If you saw the recent announcement about the Adapter Pack 2.0 release, you may have seen the short reference to a tool that migrates “classic” SQL Adapter solutions to the new WCF SQL Adapter. This tool claims to:
- Works on the source project files
- Generates equivalent schema definitions for the operations used in the existing project
- Generates new maps to convert messages from older formats to the new format
- Modifies any existing maps to work with the new schemas
- A new project is created upon completion, which uses the SQL adapters from the BizTalk Adapter Pack v2
Given how much “migration pain” can be a big reason that old projects never get upgraded, I thought I’d run a quick test and see what happens.
The SQL Server part of my solution consists of a pair of tables and pair of stored procedures. In my solution, I poll for new customer complaint records, and receive that data into an orchestration where I take the ID of the customer and query a different database for the full record of that customer.


In my BizTalk Server 2006 R2 environment, I walked through the “Add Generated Items” wizard in Visual Studio.NET and pointed at the classic SQL Adapter in order to generate the schemas necessary to receive and query data. As you would expect, the message arriving from the SQL Adapter polling port has a single node representing the customer complaint.

The schema generated by the wizard for the patient record query has nodes for both the stored procedure request and result.

My orchestration is very straightforward as it receives the polled message, constructs the patient query using a map, executes its query, and broadcasts the result.

Great. After deploying this solution, I still need the messaging ports required to absorb and transmit the necessary data. My classic SQL Adapter receive location has the necessary settings to poll my database.

After adding two send ports (one using the classic SQL adapter to send my patient query, and another to drop my result to a FILE location), I started everything up and it worked perfectly. Now the fun part, migrating this bad boy.
Because this SQL adapter migration tool claims to work on the “project files” and not configuration bindings, I figured that I could package up the working Visual Studio.NET project and perform the migration in my BizTalk Server 2009 environment (which also had the Adapter Pack 2.0 beta installed).
When you install the Adapter Pack 2.0 beta, you get the SQL Migration tool. My SQL Server instance uses integrated authentication, so while I had to specify a “username” and “password” in the command line entry, I left them blank.
MigrationTool Sql –source=”Blog.BizTalk.SqlMigrationDemo.btproj”
-dest=”C:\SQL_Mig\Blog.BizTalk.SqlMigrationDemoConverted” –uri=mssql://<server>//DemoDb? –username= –password=
Once this query completes, you get a notice and a brand new project.

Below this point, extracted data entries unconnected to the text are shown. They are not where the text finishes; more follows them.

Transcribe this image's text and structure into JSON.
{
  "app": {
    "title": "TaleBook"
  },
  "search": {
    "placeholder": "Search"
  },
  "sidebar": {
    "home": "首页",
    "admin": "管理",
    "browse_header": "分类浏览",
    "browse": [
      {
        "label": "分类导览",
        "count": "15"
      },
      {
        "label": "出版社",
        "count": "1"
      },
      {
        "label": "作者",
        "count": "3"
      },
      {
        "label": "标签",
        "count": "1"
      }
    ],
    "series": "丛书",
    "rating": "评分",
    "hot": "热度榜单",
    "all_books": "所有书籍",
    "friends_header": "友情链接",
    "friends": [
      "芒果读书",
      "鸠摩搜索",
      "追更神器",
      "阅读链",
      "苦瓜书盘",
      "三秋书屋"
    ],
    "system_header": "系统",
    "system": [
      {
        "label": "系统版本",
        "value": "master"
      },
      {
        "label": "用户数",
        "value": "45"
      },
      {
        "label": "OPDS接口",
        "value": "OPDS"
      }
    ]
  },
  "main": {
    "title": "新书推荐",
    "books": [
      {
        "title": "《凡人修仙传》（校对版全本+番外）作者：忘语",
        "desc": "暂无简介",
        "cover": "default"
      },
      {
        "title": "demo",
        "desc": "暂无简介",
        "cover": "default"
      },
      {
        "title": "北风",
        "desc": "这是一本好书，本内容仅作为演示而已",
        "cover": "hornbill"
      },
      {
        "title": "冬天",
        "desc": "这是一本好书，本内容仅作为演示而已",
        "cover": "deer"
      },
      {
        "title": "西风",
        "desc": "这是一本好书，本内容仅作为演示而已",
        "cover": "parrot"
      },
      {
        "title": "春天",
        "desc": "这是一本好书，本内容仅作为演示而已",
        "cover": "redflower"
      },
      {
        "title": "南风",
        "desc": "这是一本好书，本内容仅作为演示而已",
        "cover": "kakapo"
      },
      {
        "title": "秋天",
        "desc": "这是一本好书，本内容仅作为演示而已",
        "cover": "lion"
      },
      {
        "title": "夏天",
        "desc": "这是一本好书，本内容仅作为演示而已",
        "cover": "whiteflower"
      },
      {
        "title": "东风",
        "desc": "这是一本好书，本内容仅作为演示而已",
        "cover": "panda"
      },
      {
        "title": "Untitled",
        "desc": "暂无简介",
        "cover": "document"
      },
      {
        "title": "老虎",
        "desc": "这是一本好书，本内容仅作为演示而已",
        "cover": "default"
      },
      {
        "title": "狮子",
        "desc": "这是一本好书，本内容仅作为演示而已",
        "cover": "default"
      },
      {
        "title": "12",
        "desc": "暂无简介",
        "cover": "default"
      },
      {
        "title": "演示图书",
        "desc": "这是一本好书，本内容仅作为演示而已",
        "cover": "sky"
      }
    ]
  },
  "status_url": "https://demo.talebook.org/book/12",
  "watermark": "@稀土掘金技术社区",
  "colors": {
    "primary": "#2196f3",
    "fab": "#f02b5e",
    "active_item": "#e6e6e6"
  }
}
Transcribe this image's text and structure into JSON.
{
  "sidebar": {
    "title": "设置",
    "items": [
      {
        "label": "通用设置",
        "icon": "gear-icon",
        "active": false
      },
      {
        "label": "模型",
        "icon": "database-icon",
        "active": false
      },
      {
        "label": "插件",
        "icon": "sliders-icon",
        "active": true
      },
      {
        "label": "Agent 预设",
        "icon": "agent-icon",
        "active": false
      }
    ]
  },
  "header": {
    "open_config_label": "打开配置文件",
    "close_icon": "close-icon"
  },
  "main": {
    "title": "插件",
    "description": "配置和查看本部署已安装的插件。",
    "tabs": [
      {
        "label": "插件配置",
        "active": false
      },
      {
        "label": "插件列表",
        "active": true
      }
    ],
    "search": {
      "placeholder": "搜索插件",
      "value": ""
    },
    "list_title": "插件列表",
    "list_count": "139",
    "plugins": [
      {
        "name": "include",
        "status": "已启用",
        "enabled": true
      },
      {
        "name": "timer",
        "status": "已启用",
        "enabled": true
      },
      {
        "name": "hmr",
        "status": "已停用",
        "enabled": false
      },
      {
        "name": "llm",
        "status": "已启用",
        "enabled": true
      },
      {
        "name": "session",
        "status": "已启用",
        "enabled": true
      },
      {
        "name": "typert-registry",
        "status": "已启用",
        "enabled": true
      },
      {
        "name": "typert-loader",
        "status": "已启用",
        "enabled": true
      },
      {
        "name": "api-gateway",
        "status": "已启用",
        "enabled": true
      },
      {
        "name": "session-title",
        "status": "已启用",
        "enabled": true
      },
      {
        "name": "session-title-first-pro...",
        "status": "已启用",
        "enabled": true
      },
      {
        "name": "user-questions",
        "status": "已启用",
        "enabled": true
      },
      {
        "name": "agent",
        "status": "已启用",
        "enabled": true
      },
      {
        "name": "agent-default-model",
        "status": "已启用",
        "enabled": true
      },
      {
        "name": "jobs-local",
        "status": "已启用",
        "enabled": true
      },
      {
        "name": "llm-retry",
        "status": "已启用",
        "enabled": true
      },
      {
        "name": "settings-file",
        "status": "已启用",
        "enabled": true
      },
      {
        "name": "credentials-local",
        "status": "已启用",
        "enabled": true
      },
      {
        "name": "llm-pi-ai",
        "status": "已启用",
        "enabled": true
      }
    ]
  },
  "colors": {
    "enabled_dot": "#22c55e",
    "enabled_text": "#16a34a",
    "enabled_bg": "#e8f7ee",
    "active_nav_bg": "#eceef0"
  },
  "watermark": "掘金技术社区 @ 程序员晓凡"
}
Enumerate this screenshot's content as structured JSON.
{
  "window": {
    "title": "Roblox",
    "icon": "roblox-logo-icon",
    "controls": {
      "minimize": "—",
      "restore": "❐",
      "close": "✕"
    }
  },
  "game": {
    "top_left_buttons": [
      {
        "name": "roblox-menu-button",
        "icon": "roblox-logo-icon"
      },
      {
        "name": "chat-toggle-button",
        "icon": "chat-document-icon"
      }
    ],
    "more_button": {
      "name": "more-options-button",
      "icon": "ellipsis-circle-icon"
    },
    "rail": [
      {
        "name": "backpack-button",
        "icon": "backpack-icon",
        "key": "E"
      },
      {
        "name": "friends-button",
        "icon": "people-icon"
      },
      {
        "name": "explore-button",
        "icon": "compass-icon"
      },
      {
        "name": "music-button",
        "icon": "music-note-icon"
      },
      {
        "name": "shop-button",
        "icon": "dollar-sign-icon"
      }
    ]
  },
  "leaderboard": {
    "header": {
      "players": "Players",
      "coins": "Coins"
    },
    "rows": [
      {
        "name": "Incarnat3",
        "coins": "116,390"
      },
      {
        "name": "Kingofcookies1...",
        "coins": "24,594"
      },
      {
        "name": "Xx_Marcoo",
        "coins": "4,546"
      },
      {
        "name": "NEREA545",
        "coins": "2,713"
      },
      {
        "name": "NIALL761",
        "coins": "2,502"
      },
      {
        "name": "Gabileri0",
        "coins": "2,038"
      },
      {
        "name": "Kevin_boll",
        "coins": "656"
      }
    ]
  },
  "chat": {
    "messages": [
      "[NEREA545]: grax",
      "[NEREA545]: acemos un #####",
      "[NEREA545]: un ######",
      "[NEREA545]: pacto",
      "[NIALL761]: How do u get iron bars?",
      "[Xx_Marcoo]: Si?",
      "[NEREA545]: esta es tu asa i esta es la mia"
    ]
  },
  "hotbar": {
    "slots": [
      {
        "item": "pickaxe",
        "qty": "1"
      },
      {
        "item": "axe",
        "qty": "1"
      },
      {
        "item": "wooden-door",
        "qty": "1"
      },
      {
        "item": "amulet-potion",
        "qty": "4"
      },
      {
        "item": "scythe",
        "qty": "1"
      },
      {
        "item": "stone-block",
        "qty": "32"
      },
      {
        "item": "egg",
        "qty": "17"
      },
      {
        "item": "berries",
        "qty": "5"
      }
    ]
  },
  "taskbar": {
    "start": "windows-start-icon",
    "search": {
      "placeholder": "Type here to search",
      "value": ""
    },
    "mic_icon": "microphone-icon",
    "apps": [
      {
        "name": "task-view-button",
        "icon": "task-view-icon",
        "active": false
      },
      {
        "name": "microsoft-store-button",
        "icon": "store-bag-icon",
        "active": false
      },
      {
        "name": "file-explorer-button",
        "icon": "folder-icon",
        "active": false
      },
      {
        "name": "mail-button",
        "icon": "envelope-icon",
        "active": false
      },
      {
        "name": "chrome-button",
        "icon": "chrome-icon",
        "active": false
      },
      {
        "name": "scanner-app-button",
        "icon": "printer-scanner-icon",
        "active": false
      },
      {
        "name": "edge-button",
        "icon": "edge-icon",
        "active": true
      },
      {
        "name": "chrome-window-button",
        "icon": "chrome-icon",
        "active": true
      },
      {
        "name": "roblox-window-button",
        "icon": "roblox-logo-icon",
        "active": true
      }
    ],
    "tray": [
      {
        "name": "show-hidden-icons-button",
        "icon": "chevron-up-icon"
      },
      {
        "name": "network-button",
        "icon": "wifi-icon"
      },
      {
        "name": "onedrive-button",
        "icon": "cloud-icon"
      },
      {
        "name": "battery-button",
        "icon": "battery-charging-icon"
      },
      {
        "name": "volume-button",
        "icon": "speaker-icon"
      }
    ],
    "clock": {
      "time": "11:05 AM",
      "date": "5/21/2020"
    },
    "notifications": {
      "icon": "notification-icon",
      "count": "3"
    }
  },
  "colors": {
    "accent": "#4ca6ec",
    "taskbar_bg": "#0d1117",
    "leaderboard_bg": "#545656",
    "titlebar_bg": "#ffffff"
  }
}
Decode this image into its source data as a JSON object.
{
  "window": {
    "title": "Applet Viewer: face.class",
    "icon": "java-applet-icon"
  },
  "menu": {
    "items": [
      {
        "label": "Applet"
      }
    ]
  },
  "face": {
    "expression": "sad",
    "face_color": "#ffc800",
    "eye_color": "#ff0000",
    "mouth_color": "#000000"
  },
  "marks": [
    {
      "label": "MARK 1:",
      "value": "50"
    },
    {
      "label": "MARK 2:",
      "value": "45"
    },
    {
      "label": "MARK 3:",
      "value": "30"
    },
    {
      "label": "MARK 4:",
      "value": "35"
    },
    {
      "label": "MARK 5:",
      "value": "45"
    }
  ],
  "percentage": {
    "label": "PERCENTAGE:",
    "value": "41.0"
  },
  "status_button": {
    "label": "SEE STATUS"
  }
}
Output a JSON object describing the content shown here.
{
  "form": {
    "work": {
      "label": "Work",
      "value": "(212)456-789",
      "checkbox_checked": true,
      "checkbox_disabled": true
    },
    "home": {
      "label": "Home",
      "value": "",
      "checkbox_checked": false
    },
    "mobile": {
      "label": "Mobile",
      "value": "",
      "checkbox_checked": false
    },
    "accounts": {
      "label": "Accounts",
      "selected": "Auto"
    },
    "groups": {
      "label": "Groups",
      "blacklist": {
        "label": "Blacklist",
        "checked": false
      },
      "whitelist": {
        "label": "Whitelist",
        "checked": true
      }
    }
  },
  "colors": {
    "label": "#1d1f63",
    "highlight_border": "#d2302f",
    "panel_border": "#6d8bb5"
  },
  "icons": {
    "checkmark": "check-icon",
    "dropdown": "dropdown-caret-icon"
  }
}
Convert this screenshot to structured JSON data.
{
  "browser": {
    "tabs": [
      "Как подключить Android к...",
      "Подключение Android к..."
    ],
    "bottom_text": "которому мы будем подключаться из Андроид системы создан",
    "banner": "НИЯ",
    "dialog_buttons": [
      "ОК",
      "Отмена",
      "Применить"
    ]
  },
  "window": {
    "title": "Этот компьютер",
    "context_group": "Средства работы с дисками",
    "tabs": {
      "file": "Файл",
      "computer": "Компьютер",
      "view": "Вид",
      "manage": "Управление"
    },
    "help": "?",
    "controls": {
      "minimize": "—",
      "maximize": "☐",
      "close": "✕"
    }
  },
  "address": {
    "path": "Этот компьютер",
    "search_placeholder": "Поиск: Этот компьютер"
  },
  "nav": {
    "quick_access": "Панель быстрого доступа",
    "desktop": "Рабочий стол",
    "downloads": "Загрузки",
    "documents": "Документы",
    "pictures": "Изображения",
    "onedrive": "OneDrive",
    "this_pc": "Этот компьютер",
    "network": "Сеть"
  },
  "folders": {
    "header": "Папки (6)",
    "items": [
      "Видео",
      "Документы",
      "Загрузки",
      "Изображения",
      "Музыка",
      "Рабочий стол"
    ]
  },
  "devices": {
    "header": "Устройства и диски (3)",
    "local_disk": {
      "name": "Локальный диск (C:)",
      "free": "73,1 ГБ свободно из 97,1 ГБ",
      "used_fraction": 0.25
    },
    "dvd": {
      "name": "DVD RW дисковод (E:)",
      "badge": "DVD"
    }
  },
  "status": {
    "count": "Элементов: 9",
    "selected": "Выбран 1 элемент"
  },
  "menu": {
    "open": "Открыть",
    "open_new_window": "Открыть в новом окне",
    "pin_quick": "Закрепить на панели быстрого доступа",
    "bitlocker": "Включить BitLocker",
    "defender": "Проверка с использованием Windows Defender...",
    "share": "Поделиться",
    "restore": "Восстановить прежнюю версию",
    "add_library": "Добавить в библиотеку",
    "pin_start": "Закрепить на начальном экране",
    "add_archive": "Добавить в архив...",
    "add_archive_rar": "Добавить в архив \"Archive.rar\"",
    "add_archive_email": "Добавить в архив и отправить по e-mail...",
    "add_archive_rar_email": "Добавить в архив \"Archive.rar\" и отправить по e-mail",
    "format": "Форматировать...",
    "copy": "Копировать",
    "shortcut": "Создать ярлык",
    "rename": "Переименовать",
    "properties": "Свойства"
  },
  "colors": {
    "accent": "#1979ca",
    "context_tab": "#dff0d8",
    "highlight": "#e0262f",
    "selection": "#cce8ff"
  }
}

The new project also contains a conversion report showing what was added and changed in the solution. I can see two new files added, and two files that the migration tool says it can reuse with the new adapter.

If I open the actual project that the migration tool built, I can see new folders and a couple new files. The SqlBindingProcedure.dbo.xsd schema is also new.

Notice that I have a new (WCF SQL Adapter) binding file for my “send” transmission that looks up patient details. A note: the BizTalk project system in 2006 R2 is different than the new one in BizTalk 2009. So, because I transferred my R2 project to my 2009 environment and THEN ran the wizard, my new project is still in the R2 format. I had to manually create a new 2009 project and include all the files generated by the wizard instead of just opening up the generated btproj file.
The verdict? Well, pretty mixed. The schema it generated to replace my “query” schema is a mess. I get an untyped result set now.

And the map that the migration tool created simply took my original “patient query” format and mapped it to their new one. I guess I’m supposed to apply that at the send port and keep my existing “complaint to patient” map that’s in my orchestration?

Also, because the migration tool doesn’t appear to look at the runtime application configuration, I still have to manually create the receive location, which also seems like I have to manually recreate my inbound schema that can comply with the new WCF SQL Adapter format. I haven’t done all that yet because I’m not that motivated to do so.
So, there could be a few reasons for my non-seamless experience. First, I used stored procedures on all sides, so maybe that part isn’t fully baked yet. I also switched environments and took a working BizTalk 2006 R2 solution and ran the conversion tool on a BizTalk 2009 box. Finally, there’s a good chance this falls under the “Seroter Corollary” which states that when all else fails, let’s assume I’m an idiot.
Anyone else run this migration tool yet on an existing project? Any obvious things I may have missed that made my migration more work that rebuilding the project from scratch?